At that point, any momentum the Lightning had gained was gone. The Bolts didn’t have the resolve to engineer another two-goal comeback, and the Penguins’ mastery of the Lightning in Pittsburgh continued.

“We’ve got all the momentum in the world going on, and we have a shift like that and it’s 5-3 and it’s pretty much nail in the coffin,” Lightning head coach Jon Cooper lamented after the game.

2. The Lightning defense was lacking

Over the month of December, the Tampa Bay defense had strengthened considerably from earlier in the season.

The Bolts’ goals allowed average through October and November was 2.58, the Lightning giving up 62 regulation/overtime goals through 24 games.

In December, the Bolts’ GAA dropped to 2.27 (34 goals in 15 games).

The Lightning had made a concerted effort to reduce its goals allowed number as the season progressed although the team hadn’t been rewarded for it, going 8-5-2 -- their worst month to date -- because of their own inability to put the puck in the net.
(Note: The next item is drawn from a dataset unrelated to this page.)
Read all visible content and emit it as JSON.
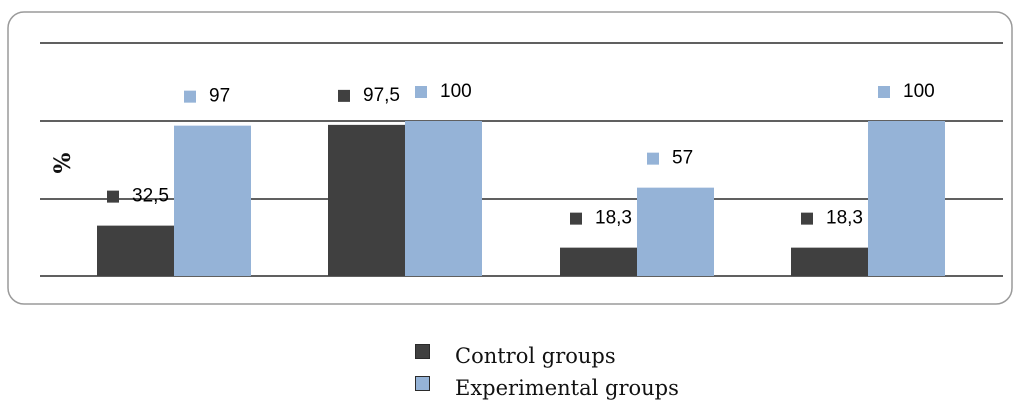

Against Pittsburgh on Friday, the Lightning defense took a step back.

On the Penguins’ second goal, Andrew Ebbett was able to skate into the slot unopposed to backhand a rebound from Evgeni Malkin’s shot off the post past Ben Bishop.

Malkin’s goal that made it 3-0 Pittsburgh was the result of a bad giveaway at the blue line by Steven Stamkos.

And on Pittsburgh’s fifth and decisive goal, Downie was able to receive Crosby’s pass in the slot with four Lightning skaters surrounding him yet none able to dispossess him of the puck.

The Lightning stumbled defensively in Pittsburgh. Here’s hoping the performance was just a one-game anomaly rather than the start of a trend.

3. Weird things happen in Pittsburgh

For whatever reason this season, whenever the Lightning travel to Pittsburgh to play the Penguins, strange occurrences happen during the game.

Perhaps that can partly explain the Bolts’ futility in the Steel City.

In their first trip to Pittsburgh, the Lightning started extremely well, taking the game to the Penguins for the majority of the opening period before a fluke goal that deflected off the knob of Bishop’s stick gave the Penguins an undeserved 1-0 lead.

Seconds earlier, Bishop had suffered a lower-body injury and decided to gut it out for the final 1:15 of the first period, but the Bolts’ starting goalie had to leave the game after the first intermission.

On Friday, the unusual again occurred in Pittsburgh. The Penguins’ second score was aided by the goal horn, which incorrectly went off after Malkin’s initial shot hit the post. With the play still live and the horn still blaring, Ebbett swooped in to bury the rebound on a score that left the Bolts’ scratching their heads.

“Regardless of if that horn goes off, we still made dumb plays,” Cooper said.

Later in the period, referee Mike Leggo threw up in the corner during a stoppage in play, prompting a delay while Leggo headed for the locker room and the ice was cleaned.

Soon after, Pittsburgh scored goal number three.

And at that point, most Lightning fans probably felt a bit like Leggo.